Percebendo que alguma coisa stava errada, Dilma tentou sair do local sem ser notada. Desconfiados os policiais a abordaram e encontraram-na com uma arma na bolsa. Se não fosse a arma é possível que tivesse escapado.

Foi levada para a OBAN – Operação Bandeirantes onde, segundo ela, teria sido torturada por vinte e dois dias com palmatória, socos, pau de arara e choques elétricos.

Nos meios da Repressão e do Jornalismo, há quem veja o relato de Dilma com ironia e descrédito, especialmente quanto a possibilidade de alguém sobreviver a vinte e dois dias de tortura.

“- Ela não é a mulher maravilha” – debochavam suas declarações.

Uma companheira de cela, Maria Luisa Belloque, assegurou na época: “A Dilma levou choque até com fiação de carro. Fora cadeira do dragão.”

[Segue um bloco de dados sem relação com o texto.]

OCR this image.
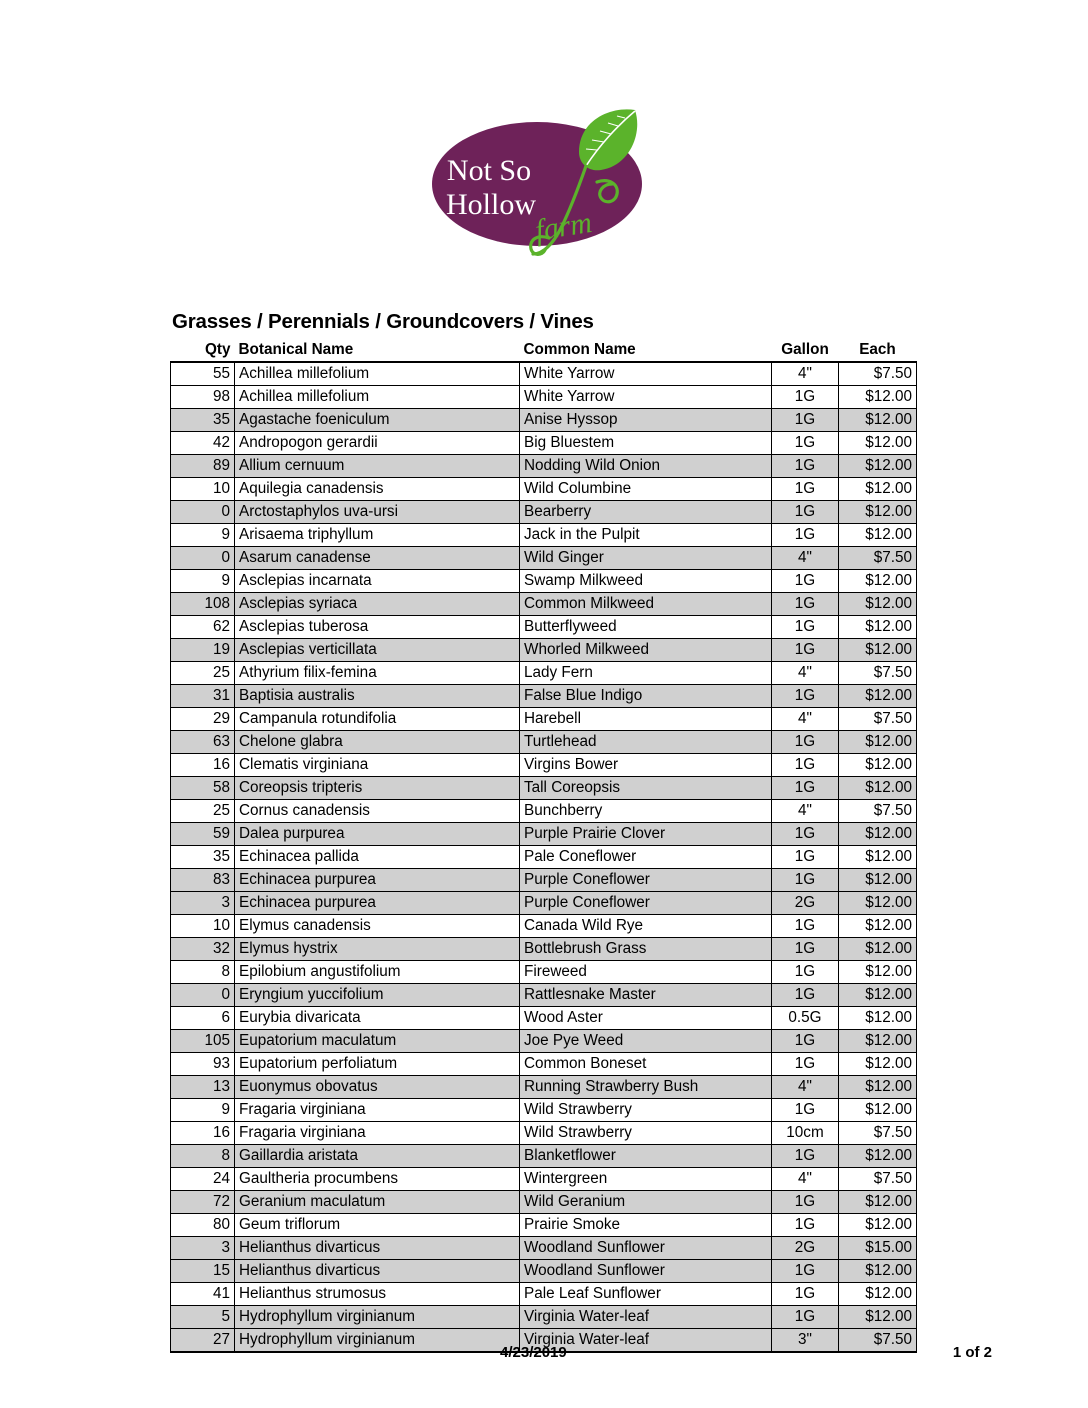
Not So
Hollow
farm
Grasses / Perennials / Groundcovers / Vines
Qty	Botanical Name	Common Name	Gallon	Each
55	Achillea millefolium	White Yarrow	4"	$7.50
98	Achillea millefolium	White Yarrow	1G	$12.00
35	Agastache foeniculum	Anise Hyssop	1G	$12.00
42	Andropogon gerardii	Big Bluestem	1G	$12.00
89	Allium cernuum	Nodding Wild Onion	1G	$12.00
10	Aquilegia canadensis	Wild Columbine	1G	$12.00
0	Arctostaphylos uva-ursi	Bearberry	1G	$12.00
9	Arisaema triphyllum	Jack in the Pulpit	1G	$12.00
0	Asarum canadense	Wild Ginger	4"	$7.50
9	Asclepias incarnata	Swamp Milkweed	1G	$12.00
108	Asclepias syriaca	Common Milkweed	1G	$12.00
62	Asclepias tuberosa	Butterflyweed	1G	$12.00
19	Asclepias verticillata	Whorled Milkweed	1G	$12.00
25	Athyrium filix-femina	Lady Fern	4"	$7.50
31	Baptisia australis	False Blue Indigo	1G	$12.00
29	Campanula rotundifolia	Harebell	4"	$7.50
63	Chelone glabra	Turtlehead	1G	$12.00
16	Clematis virginiana	Virgins Bower	1G	$12.00
58	Coreopsis tripteris	Tall Coreopsis	1G	$12.00
25	Cornus canadensis	Bunchberry	4"	$7.50
59	Dalea purpurea	Purple Prairie Clover	1G	$12.00
35	Echinacea pallida	Pale Coneflower	1G	$12.00
83	Echinacea purpurea	Purple Coneflower	1G	$12.00
3	Echinacea purpurea	Purple Coneflower	2G	$12.00
10	Elymus canadensis	Canada Wild Rye	1G	$12.00
32	Elymus hystrix	Bottlebrush Grass	1G	$12.00
8	Epilobium angustifolium	Fireweed	1G	$12.00
0	Eryngium yuccifolium	Rattlesnake Master	1G	$12.00
6	Eurybia divaricata	Wood Aster	0.5G	$12.00
105	Eupatorium maculatum	Joe Pye Weed	1G	$12.00
93	Eupatorium perfoliatum	Common Boneset	1G	$12.00
13	Euonymus obovatus	Running Strawberry Bush	4"	$12.00
9	Fragaria virginiana	Wild Strawberry	1G	$12.00
16	Fragaria virginiana	Wild Strawberry	10cm	$7.50
8	Gaillardia aristata	Blanketflower	1G	$12.00
24	Gaultheria procumbens	Wintergreen	4"	$7.50
72	Geranium maculatum	Wild Geranium	1G	$12.00
80	Geum triflorum	Prairie Smoke	1G	$12.00
3	Helianthus divarticus	Woodland Sunflower	2G	$15.00
15	Helianthus divarticus	Woodland Sunflower	1G	$12.00
41	Helianthus strumosus	Pale Leaf Sunflower	1G	$12.00
5	Hydrophyllum virginianum	Virginia Water-leaf	1G	$12.00
27	Hydrophyllum virginianum	Virginia Water-leaf	3"	$7.50
4/23/2019	1 of 2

Como diria Apparício Fernand de Brinkerhoff Torelly, o Barão de Itararé, “fato sobejamente conhecido por todos que não o ignoram”, a cadeira de dragão seria uma cadeira extremamente pesada, cujo assento é de zinco.

Teria uma travessa de madeira que empurraria as pernas da pessoa para trás, de modo que a cada espasmo de descarga elétrica aplicada suas pernas batessem na travessa, provocando ferimentos profundos. Que deixariam marcas permanentes, verificáveis e constatáveis em qualquer exame médico de corpo de delito. Marcas permanentes que jamais foram constatadas, haja imaginação por parte dela. E ingenuidadde de quem acredita nesta possibilidade.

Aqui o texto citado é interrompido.